What I long for now is the best computer desk I will never have again. I can’t even find a picture of it so you can see what was so wonderful. I was a starving college student who made the mistake of attending the scam of Devry. I bought this 3-piece computer desk. It had this wide computer desk with adjustable overhead shelf, a tiny little corner piece and a massive printer stand with adjustable shelf and drawer. Yes, it had the slot cut through the top because it was all tractor fed dot matrix then. I believe it was made by O’Sullivan.
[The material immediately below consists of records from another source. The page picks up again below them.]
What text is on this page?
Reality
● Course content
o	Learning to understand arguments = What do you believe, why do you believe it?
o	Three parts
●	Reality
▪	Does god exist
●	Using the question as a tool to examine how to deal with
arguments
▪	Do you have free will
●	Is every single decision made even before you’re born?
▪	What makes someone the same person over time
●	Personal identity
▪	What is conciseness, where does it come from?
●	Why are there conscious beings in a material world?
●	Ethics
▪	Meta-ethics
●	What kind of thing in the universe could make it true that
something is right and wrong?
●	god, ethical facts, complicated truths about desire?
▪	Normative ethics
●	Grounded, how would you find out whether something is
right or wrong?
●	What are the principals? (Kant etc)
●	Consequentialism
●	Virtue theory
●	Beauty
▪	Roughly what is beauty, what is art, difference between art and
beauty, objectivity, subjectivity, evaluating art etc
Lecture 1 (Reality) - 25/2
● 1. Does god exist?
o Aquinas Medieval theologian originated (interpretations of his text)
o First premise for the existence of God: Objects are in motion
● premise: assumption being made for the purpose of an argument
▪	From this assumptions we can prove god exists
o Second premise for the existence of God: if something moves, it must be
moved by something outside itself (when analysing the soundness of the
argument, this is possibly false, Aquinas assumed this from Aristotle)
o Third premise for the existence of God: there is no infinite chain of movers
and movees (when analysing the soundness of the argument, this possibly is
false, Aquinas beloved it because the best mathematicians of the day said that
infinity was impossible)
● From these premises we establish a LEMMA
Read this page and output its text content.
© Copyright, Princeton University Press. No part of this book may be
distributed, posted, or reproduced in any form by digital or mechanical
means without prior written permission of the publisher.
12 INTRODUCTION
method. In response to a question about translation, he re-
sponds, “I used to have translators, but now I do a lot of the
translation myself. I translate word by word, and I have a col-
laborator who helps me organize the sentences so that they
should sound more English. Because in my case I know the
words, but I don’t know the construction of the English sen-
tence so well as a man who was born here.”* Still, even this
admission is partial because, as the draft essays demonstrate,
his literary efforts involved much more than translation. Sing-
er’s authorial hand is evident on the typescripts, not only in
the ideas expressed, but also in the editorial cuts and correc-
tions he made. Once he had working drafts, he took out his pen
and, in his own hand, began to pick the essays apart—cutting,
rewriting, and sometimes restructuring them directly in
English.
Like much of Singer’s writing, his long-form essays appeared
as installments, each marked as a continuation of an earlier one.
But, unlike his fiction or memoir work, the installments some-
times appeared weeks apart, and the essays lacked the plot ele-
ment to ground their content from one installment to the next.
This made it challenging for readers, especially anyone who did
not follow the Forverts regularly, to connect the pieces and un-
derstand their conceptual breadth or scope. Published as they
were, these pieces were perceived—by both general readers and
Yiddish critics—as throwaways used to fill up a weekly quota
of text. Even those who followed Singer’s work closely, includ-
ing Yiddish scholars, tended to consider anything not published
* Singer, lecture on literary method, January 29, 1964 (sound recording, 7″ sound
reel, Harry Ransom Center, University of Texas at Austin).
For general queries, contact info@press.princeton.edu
Yes, it was all glue and sawdust with a nice looking veneer, but it had one feature I miss immensely now. The entire width of the desk had a roll out feature. Half of the roll out was a keyboard tray wide enough for keyboards of the full sized DIN era. The other half was raised about 3-4 inches to provide both a solid writing/mousing surface and it had a wide pull out drawer under that. I used to keep piles of lead sheet scratch paper in there. The roll-out section effectively doubled your work area at a time when we had massive tube type monitors.
Maybe, if you are a laptop only person you can get by with one of those tiny computer desks they sell, but I’m a multiple monitor kind of guy. I only use laptops and netbooks when I’m traveling. Even when writing something as small as this blog post it is difficult for me to work with a single monitor. My work flow is such that I save my links, etc. in an editor over in the other window. Most of my clients tend to set up at least 2 and in many case 3 monitor systems for developers.
The closest thing I have found is this ashwood compact desk but it is too small. No, I simply can’t ask O’Sullivan because they don’t exist anymore. It has lead to some rather desperate pleas from people who ended up buying some liquidation items cheap only to find no assembly instructions.
Classic wooden work desks used to have these little trays one could pull out on either side. Usually you had to pull the drawer out with them to provide support if you were writing on them, but, they too expanded your work space.
Once you get past your gigantic desk days, you will harken back for something a bit more functional. Do I actually use all of this space? Yes. Most of it. The desk isn’t always piled with stuff, just most of the time. Why? I get that trait from my father. You should see the trash heap we call the tool shed. Thankfully we mostly kept him out of the two newer sheds.